Though blame may be hard to place on so many faceless reasons, for Bill and Kelley, the effects of the closure are nothing but faces.
Proof can be found on every wall of the diner, each scattered with photos of friends and family, not to mention the numerous knickknacks of Truckee memorabilia.
As Kelley mops the floor and listens to her husband as he relates the story of the restaurant’s end, her eyes are wet with tears, and like her husband, she questions who or what is ultimately to blame.
“I was mad when I first heard the news and I didn’t think that we would have to leave,” Kelley said. “But, enough is enough, and we obviously can’t afford to stay.

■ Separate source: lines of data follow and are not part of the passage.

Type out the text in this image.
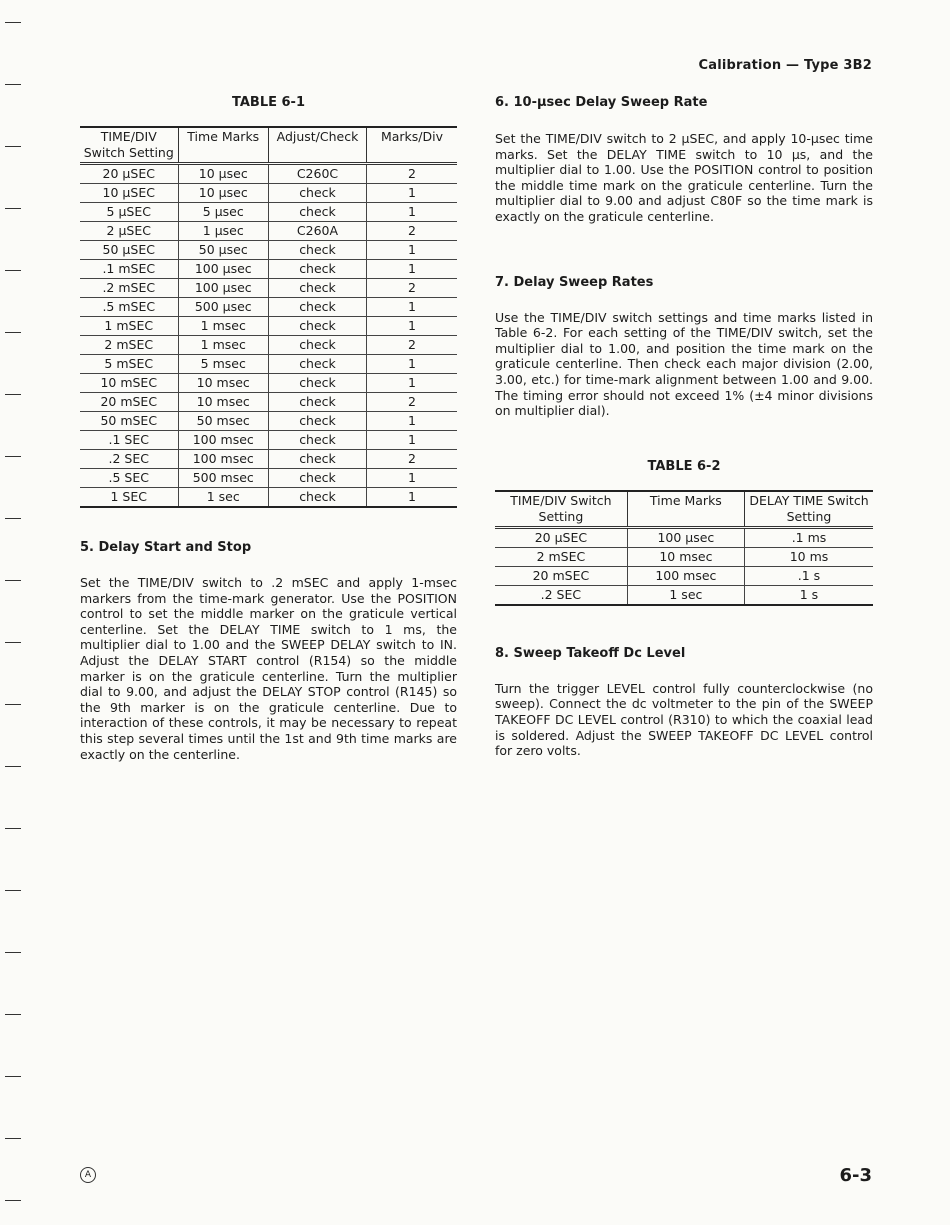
Calibration — Type 3B2
TABLE 6-1
TIME/DIV Switch Setting	Time Marks	Adjust/Check	Marks/Div
20 μSEC	10 μsec	C260C	2
10 μSEC	10 μsec	check	1
5 μSEC	5 μsec	check	1
2 μSEC	1 μsec	C260A	2
50 μSEC	50 μsec	check	1
.1 mSEC	100 μsec	check	1
.2 mSEC	100 μsec	check	2
.5 mSEC	500 μsec	check	1
1 mSEC	1 msec	check	1
2 mSEC	1 msec	check	2
5 mSEC	5 msec	check	1
10 mSEC	10 msec	check	1
20 mSEC	10 msec	check	2
50 mSEC	50 msec	check	1
.1 SEC	100 msec	check	1
.2 SEC	100 msec	check	2
.5 SEC	500 msec	check	1
1 SEC	1 sec	check	1
5. Delay Start and Stop

Set the TIME/DIV switch to .2 mSEC and apply 1-msec markers from the time-mark generator. Use the POSITION control to set the middle marker on the graticule vertical centerline. Set the DELAY TIME switch to 1 ms, the multiplier dial to 1.00 and the SWEEP DELAY switch to IN. Adjust the DELAY START control (R154) so the middle marker is on the graticule centerline. Turn the multiplier dial to 9.00, and adjust the DELAY STOP control (R145) so the 9th marker is on the graticule centerline. Due to interaction of these controls, it may be necessary to repeat this step several times until the 1st and 9th time marks are exactly on the centerline.

6. 10-μsec Delay Sweep Rate

Set the TIME/DIV switch to 2 μSEC, and apply 10-μsec time marks. Set the DELAY TIME switch to 10 μs, and the multiplier dial to 1.00. Use the POSITION control to position the middle time mark on the graticule centerline. Turn the multiplier dial to 9.00 and adjust C80F so the time mark is exactly on the graticule centerline.

7. Delay Sweep Rates

Use the TIME/DIV switch settings and time marks listed in Table 6-2. For each setting of the TIME/DIV switch, set the multiplier dial to 1.00, and position the time mark on the graticule centerline. Then check each major division (2.00, 3.00, etc.) for time-mark alignment between 1.00 and 9.00. The timing error should not exceed 1% (±4 minor divisions on multiplier dial).

TABLE 6-2
TIME/DIV Switch Setting	Time Marks	DELAY TIME Switch Setting
20 μSEC	100 μsec	.1 ms
2 mSEC	10 msec	10 ms
20 mSEC	100 msec	.1 s
.2 SEC	1 sec	1 s
8. Sweep Takeoff Dc Level

Turn the trigger LEVEL control fully counterclockwise (no sweep). Connect the dc voltmeter to the pin of the SWEEP TAKEOFF DC LEVEL control (R310) to which the coaxial lead is soldered. Adjust the SWEEP TAKEOFF DC LEVEL control for zero volts.

A	6-3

”For Kelley the memories are palpable. From a truck outside the diner — his voice booming through a bullhorn — she said she remembers Bill proposing to her, shouting “Will you maarrrry me!” The diner was also where her water broke when she had their eldest son Max, 15, and where she’s continued to raise her other two children Peter and his sister Katie, both age 13.
Then, of course, there’s feeding the rest of the family.“We’ve been here a long time. The locals, they’ve supported us and become our family,” she said. “We’re really hoping we can find a place in Truckee where we can afford to stay and be assured this will never happen again.”
Gannam acknowledged there is no requirement in ADA law for tenants to pay for property upgrades. However, in light of tough economic times and seeing other property owners and tenants doing the same, he said he felt it wasn’t unreasonable.
“It surprised the hell out of me when (Bill and Kelley) didn’t want to put anything into it, but they’ve got their reasons,” Gannam said.
Gannam said he imagines starting in a new location and moving would be far more costly than paying the needed ADA upgrades at the Donner Lake venue, which he estimated would mainly involve improvements to the bathrooms.
“I’m sure it wasn’t going to be that costly,” he said.Gannam said he is already talking with a potential tenant interested in starting a restaurant at the Donner Lake building.
Despite challenges, Bill and his family remain upbeat.
“The thing we have in our favor is experience and we’ve been able to make our restaurant work,” Bill said. “So when we go to the bank (for a loan to start again) that will be a good sign.”